Celui qui ne dirait pas non à une invitation pour participer à un spectacle de danse ajoute : « On ne peut plus se contenter de juste faire du théâtre. Il faut réfléchir, déborder un peu. Le cinéma et la télévision font beaucoup mieux que le théâtre lorsqu’il est question de réalisme. Il faut en offrir plus aux gens qui se déplacent pour nous voir. »

L’amoureux des lettres

L’acteur né à Plessisville, dans le Centre-du-Québec, n’a pas baigné dans le théâtre pendant son enfance. La vocation est venue au collégial, lorsqu’un professeur du cégep de Trois-Rivières lui a suggéré de passer ses auditions pour étudier dans une école de théâtre. « Ma mère était directrice pour une compagnie d’assurance, mon père est pressier chez un imprimeur. Mais mes parents m’ont toujours appuyé et assistent à tous mes spectacles. Même quand je fais un solo sur Claude Gauvreau en exploréen ! »

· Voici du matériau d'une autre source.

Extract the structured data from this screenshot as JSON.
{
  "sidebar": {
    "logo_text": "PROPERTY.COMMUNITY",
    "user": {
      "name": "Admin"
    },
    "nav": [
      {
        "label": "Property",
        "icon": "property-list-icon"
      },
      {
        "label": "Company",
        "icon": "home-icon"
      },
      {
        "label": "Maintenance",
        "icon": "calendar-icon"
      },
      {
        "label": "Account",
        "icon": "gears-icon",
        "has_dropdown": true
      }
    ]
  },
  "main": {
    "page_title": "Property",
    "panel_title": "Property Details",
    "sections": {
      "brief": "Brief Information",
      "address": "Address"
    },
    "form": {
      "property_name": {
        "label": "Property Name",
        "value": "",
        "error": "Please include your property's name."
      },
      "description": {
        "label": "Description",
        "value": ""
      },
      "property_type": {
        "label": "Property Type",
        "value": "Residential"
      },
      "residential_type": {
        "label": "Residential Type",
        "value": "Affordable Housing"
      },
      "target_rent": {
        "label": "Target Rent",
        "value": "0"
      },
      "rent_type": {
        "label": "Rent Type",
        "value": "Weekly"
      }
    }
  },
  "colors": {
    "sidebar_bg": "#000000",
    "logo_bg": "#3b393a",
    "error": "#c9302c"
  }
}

Il a découvert Gauvreau – son coup de foudre littéraire – à l’École nationale de théâtre. Avec lui est venue une pléthore d’autres auteurs. « Le bibliothécaire de l’École, Wolfgang Noethlichs, m’a pris sous son aile et m’a conseillé de lire un livre par semaine pendant mes études. Il a mis le feu à la paille. »

En effet, l’autre (très) grande passion de l’acteur est la littérature. Il travaille d’ailleurs depuis des années à la librairie Le Port de tête, sur le Plateau Mont-Royal, et compte y rester « tant que les proprios voudront de [lui] ».

Au milieu des rayonnages de livres, il a fait la rencontre du défunt metteur en scène André Brassard. « Quand je l’ai vu, je lui ai littéralement sauté dessus. Il a dû me prendre pour un illuminé. On est sortis pour fumer des clopes, on a jasé. Par la suite, il m’appelait pour mettre des livres de côté. Un vendredi sur deux, j’allais lui porter ses livres. On fumait, on buvait du Coke. On parlait. Pendant deux ans et demi, j’ai accompagné Alice Ronfard et André dans leur grand projet sur Michel Tremblay [intitulé La traversée du siècle]. »

Et lors de la cérémonie en hommage à Brassard, il était sur scène pour lire des extraits de textes de Lawrence Ferlinghetti et d’Allen Ginsberg, deux auteurs que le metteur en scène des Belles-Sœurs admirait. « Grâce à des gens comme Brassard, on peut faire du théâtre direct sur l’asphalte. Ceux qui nous ont précédés ont défriché pour nous. »

Le faiseur est présenté au Théâtre Denise-Pelletier du 25 janvier au 18 février.